FOXES and feral cats in City of Canning’s parks and bushland reserves are the target of a new research program aimed at protecting native fauna from predators.
The City will take part in a regional research program, run by UWA and an environmental consultancy company, to reduce the number of foxes and feral cats in urban areas.
At last month’s council meeting, councillors agreed to allocate $30,000 towards the program over a three-year period, starting in 2017-18.
City officers said in a report foxes and feral cats posed an increasing threat to native fauna, including threatened species.

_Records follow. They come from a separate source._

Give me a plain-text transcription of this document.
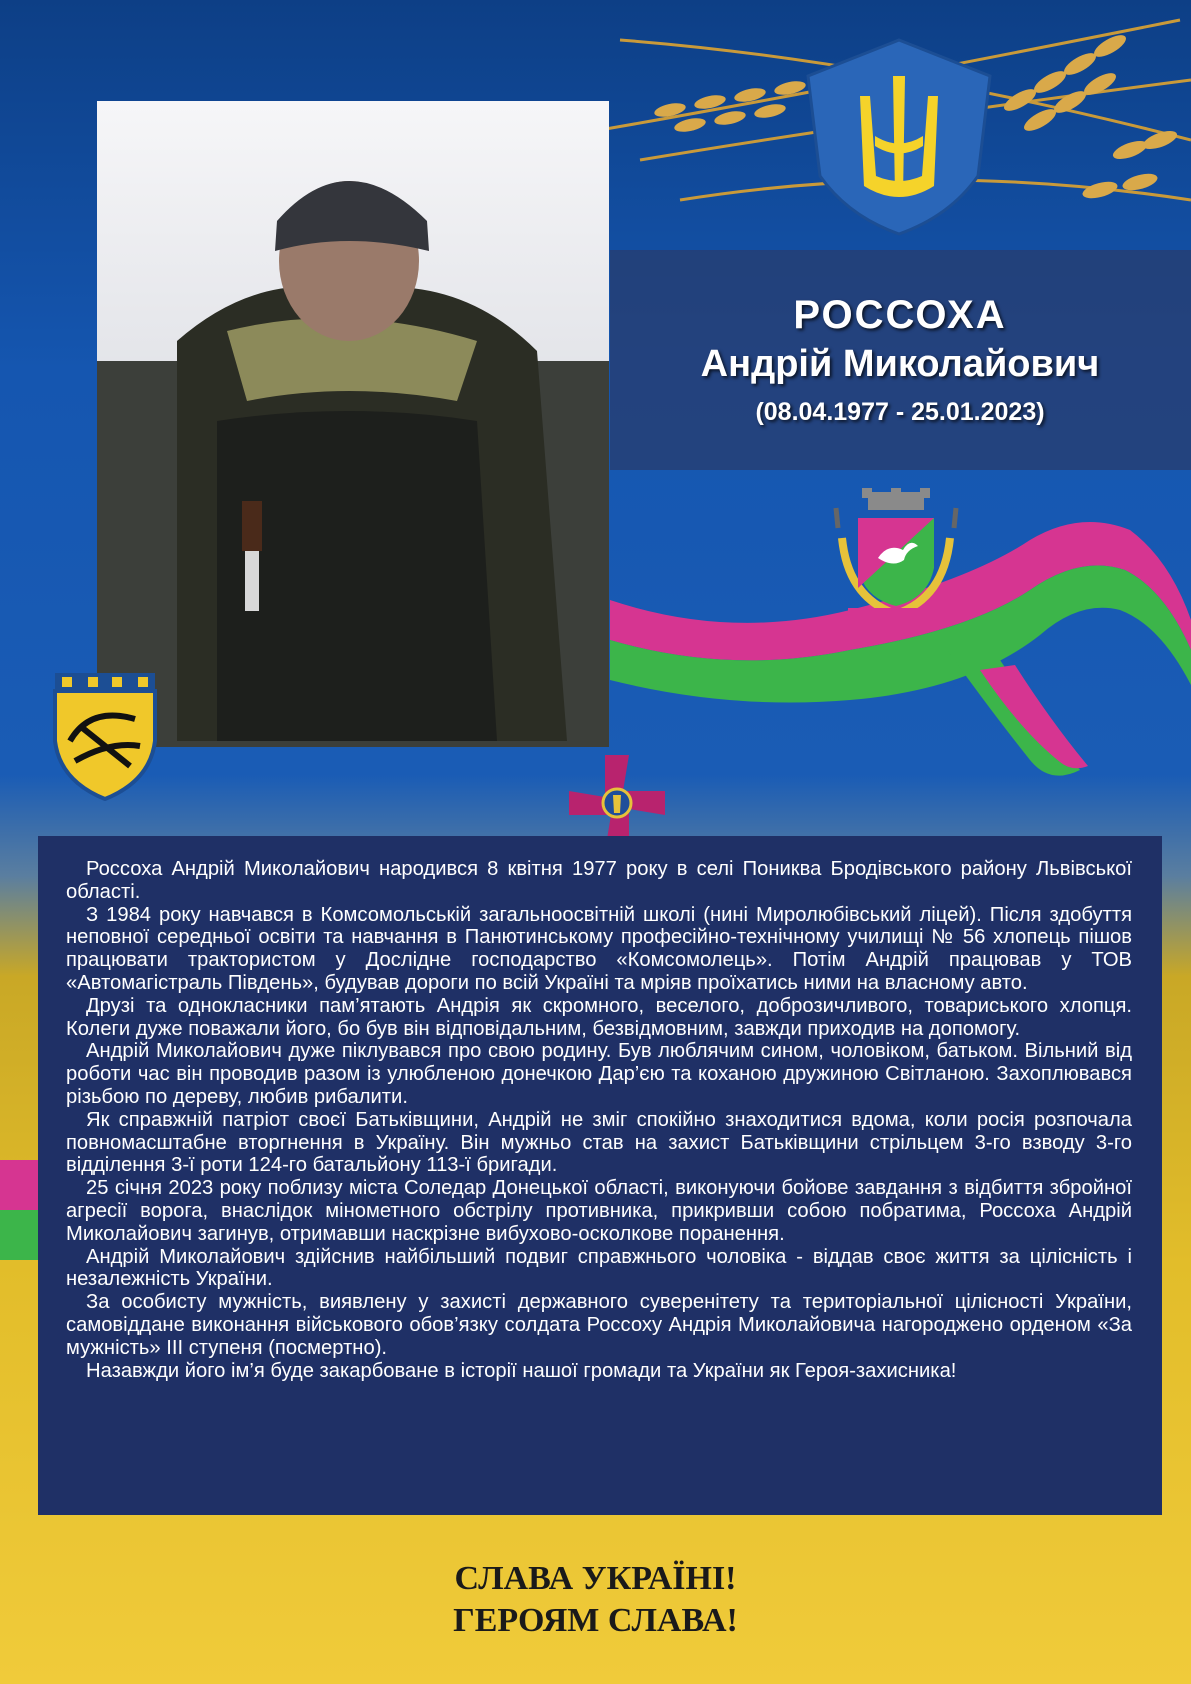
РОССОХА
Андрій Миколайович
(08.04.1977 - 25.01.2023)

Россоха Андрій Миколайович народився 8 квітня 1977 року в селі Пониква Бродівського району Львівської області.

З 1984 року навчався в Комсомольській загальноосвітній школі (нині Миролюбівський ліцей). Після здобуття неповної середньої освіти та навчання в Панютинському професійно-технічному училищі № 56 хлопець пішов працювати трактористом у Дослідне господарство «Комсомолець». Потім Андрій працював у ТОВ «Автомагістраль Південь», будував дороги по всій Україні та мріяв проїхатись ними на власному авто.

Друзі та однокласники пам’ятають Андрія як скромного, веселого, доброзичливого, товариського хлопця. Колеги дуже поважали його, бо був він відповідальним, безвідмовним, завжди приходив на допомогу.

Андрій Миколайович дуже піклувався про свою родину. Був люблячим сином, чоловіком, батьком. Вільний від роботи час він проводив разом із улюбленою донечкою Дар’єю та коханою дружиною Світланою. Захоплювався різьбою по дереву, любив рибалити.

Як справжній патріот своєї Батьківщини, Андрій не зміг спокійно знаходитися вдома, коли росія розпочала повномасштабне вторгнення в Україну. Він мужньо став на захист Батьківщини стрільцем 3-го взводу 3-го відділення 3-ї роти 124-го батальйону 113-ї бригади.

25 січня 2023 року поблизу міста Соледар Донецької області, виконуючи бойове завдання з відбиття збройної агресії ворога, внаслідок мінометного обстрілу противника, прикривши собою побратима, Россоха Андрій Миколайович загинув, отримавши наскрізне вибухово-осколкове поранення.

Андрій Миколайович здійснив найбільший подвиг справжнього чоловіка - віддав своє життя за цілісність і незалежність України.

За особисту мужність, виявлену у захисті державного суверенітету та територіальної цілісності України, самовіддане виконання військового обов’язку солдата Россоху Андрія Миколайовича нагороджено орденом «За мужність» III ступеня (посмертно).

Назавжди його ім’я буде закарбоване в історії нашої громади та України як Героя-захисника!

СЛАВА УКРАЇНІ!
ГЕРОЯМ СЛАВА!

It said taking part in the program would help with feral pest management across the broader Perth metropolitan area.
The report said the program involved trapping 15 feral cats and 15 foxes and fitting them with GPS and ultra-high frequency collars before their release for six months at a time.
Researchers would then map the animals’ movements and habitat and identify interactions between cats and foxes, as well as assess if a wildlife conservation detection dog trained to locate cats, foxes and fox dens would be cost-effective.
The report said foxes were indiscriminate feeders with a diet including native fauna such as quenda, long-neck turtles, reptiles and birds.
Feral cats were also a major cause of decline for many land-based endangered animals, such as the bilby, bandicoot, bettong and numbat.
“Foxes are well-adapted to city living and are commonly found in urban areas,” the report said.
“The fox has played a major role in the decline of native fauna.”
The City currently engages a contractor to trap and eradicate the animal in the City, with 10 to 15 of them captured each year.